Ивейн встал и поднял к небу свой необычный посох. Он снова начал петь. Но на этот раз он пел литании из триад, обладающих могучим воздействием, сила его проникала в самые сокровенные глубины. Эти триады призывали силы невидимого ветра и бурных потоков поразить загадочную болезнь и очистить невинного ребенка от злого влияния. Это был очень мощный ритуал, и он продолжал его до тех пор, пока к его собственному звучному голосу не присоединился другой голосок, очень лиричный, похожий на звук серебряного колокольчика.
– Ты пришел помочь мне собрать цветы? – зеленые, как трава, глаза девочки смотрели на Ивейна.
Он не сразу ответил – сначала произнес краткие слова благодарности.
Потом он упал на колени и протянул руки к девочке, и та бросилась в его объятия. Аня не поняла проявленного Ивейном пыла, хотя ей это понравилось. Она немного отстранилась от него и спросила:
– Ты говорил, что должен ехать в Талачарн, но я молилась, чтобы ты вернулся. – Она улыбалась, на щечках ее заиграли ямочки. Она была очаровательна. – Вот ты и пришел!
Она была воспитана в вере своего отца-христианина, но оставалась и дочерью друидской колдуньи и еще не понимала возможного конфликта двух религий, хотя обе поклонялись источнику природных сил.
Ивейн понял, что неожиданно очнувшаяся девочка не знает о том, как много дней прошло с тех пор, как она вошла в священную дубовую рощу.
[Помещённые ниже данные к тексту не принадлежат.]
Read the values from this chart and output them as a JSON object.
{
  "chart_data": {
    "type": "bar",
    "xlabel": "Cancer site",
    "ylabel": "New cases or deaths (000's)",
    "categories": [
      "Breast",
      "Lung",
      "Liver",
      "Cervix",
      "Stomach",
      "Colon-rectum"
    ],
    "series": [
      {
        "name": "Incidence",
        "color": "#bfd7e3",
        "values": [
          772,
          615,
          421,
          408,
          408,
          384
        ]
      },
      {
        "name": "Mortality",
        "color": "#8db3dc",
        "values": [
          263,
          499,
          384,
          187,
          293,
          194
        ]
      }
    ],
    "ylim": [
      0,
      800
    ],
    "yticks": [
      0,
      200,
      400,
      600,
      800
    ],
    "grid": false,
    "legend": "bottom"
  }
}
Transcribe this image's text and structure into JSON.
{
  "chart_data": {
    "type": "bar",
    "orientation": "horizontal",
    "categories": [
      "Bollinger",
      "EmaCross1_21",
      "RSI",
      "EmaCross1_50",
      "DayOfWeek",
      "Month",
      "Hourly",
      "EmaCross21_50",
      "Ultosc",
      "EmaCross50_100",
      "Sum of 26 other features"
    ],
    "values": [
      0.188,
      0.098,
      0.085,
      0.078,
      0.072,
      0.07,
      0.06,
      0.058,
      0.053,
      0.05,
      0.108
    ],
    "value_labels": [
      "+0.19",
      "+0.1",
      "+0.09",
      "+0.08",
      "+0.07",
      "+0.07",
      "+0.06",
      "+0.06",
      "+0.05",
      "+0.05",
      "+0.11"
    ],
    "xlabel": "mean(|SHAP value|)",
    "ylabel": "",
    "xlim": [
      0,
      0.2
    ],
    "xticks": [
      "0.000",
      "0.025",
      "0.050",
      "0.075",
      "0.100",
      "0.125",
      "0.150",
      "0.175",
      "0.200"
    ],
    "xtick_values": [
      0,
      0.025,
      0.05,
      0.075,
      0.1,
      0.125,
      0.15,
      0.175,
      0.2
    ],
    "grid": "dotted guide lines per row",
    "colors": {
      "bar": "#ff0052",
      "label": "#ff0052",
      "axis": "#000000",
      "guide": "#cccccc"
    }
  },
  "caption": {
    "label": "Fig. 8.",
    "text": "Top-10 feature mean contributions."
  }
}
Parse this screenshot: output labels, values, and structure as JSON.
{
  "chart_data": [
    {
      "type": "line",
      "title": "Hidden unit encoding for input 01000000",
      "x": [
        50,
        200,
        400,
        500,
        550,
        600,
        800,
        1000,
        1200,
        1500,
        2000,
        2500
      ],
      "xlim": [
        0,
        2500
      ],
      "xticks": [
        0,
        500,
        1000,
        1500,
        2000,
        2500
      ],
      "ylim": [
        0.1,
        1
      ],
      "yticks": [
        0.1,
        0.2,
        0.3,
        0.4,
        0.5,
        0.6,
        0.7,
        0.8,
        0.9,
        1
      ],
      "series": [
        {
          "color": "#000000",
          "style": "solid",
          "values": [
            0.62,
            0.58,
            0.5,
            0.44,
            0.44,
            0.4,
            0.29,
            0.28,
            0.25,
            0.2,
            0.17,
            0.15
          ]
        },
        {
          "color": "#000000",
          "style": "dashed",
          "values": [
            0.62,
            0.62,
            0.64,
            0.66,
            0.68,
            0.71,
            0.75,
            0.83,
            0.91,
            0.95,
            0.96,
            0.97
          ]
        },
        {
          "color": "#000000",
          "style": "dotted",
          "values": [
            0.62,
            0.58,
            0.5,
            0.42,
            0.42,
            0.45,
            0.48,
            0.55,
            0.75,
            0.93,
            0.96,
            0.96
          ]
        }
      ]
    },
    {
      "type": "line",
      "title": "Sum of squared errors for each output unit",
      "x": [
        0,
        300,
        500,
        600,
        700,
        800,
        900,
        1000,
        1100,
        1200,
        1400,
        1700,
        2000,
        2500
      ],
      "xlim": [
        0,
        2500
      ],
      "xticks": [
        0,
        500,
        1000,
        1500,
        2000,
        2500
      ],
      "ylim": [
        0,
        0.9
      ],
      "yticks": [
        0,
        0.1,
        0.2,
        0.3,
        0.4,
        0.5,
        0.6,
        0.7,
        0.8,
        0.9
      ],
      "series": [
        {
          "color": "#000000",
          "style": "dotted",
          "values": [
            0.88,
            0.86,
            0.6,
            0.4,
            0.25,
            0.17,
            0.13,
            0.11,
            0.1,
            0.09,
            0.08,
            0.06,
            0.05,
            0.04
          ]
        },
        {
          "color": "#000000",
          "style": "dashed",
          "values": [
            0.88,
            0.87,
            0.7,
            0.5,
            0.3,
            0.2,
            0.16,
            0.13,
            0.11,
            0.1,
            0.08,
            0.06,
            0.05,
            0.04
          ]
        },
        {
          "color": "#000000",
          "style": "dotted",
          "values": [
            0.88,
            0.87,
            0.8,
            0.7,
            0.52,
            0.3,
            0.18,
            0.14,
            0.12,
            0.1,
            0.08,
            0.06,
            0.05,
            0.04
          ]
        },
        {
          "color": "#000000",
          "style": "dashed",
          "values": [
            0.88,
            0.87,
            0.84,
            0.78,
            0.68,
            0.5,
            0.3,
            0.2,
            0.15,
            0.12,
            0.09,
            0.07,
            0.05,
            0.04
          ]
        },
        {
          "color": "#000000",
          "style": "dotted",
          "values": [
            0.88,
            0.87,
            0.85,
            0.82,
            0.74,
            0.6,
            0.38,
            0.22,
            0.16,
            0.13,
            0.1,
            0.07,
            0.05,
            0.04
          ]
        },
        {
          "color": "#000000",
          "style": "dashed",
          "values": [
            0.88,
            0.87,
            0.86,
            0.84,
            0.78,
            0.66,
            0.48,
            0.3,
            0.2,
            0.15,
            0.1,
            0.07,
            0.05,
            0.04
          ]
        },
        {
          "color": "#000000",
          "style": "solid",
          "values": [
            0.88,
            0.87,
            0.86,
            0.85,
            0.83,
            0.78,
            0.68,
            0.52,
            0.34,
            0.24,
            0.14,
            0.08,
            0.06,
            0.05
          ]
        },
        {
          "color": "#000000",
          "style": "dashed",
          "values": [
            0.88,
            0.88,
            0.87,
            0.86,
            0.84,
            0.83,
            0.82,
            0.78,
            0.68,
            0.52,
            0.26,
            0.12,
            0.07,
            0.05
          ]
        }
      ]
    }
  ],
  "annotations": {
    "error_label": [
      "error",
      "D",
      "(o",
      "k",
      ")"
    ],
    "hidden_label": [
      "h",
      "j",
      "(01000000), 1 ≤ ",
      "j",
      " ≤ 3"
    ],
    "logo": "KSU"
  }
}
Выражение облегчения на его лице сменилось сожалением о напрасно потерянном времени, потом на нем отразилась с трудом сдерживаемая ярость по отношению к силам, которые вызвали тяжелую болезнь девочки.
Аня видела и печаль, и сдерживаемый огонь в глазах Ивейна, и решила, что он сердится из-за нее, ей пришло в голову, что его появление – это не только ответ на ее молитву, но должно быть, родители попросили его привести домой припозднившуюся дочь.
– Мама очень расстраивается из-за того, что я так задержалась в лесу?
Это был скорее не вопрос, а утверждение. Аня знала, что она слишком своевольна, но вовсе не хотела так задерживаться.
– Я, наверное, просто заснула после того, как поела этих сладких ягод больше, чем следует.
– Каких ягод?
Задавая этот вопрос, Ивейн вновь взял девочку на руки, как младенца, и сел под раскидистыми ветвями высокого дуба. Держа девочку на коленях, он внимательно слушал ее рассказ, не прерывая Аню ни похвалами, ни упреками. Он вообще не сделал никаких замечаний.
– Как ты думаешь, мама рассердится на меня?
Хотя объятия Ивейна были нежными, как всегда, его бесстрастность встревожила Аню. Она привыкла к тому, что он во всем ее поддерживает.
– Может быть, – ответил он, убирая с ее лица золотистый локон, полную противоположность его черным волосам. – Но скорее всего она будет рада, что ты вернулась домой в добром здравии, и не станет слишком уж тебя бранить. Но все же тебе следует рассказать все, что ты рассказала мне, тем, кто ждет тебя дома.
Аня мило улыбнулась и ничего не сказала. Ивейн хорошо знал, что девочка очень независима и делает только то, что ей нравится. Но Ивейн был не так глуп, чтобы этим удовлетвориться.
– Ты можешь дать мне клятву? – он вынул что-то из сумки, висевшей на поясе. – Можешь поклясться на белом камне?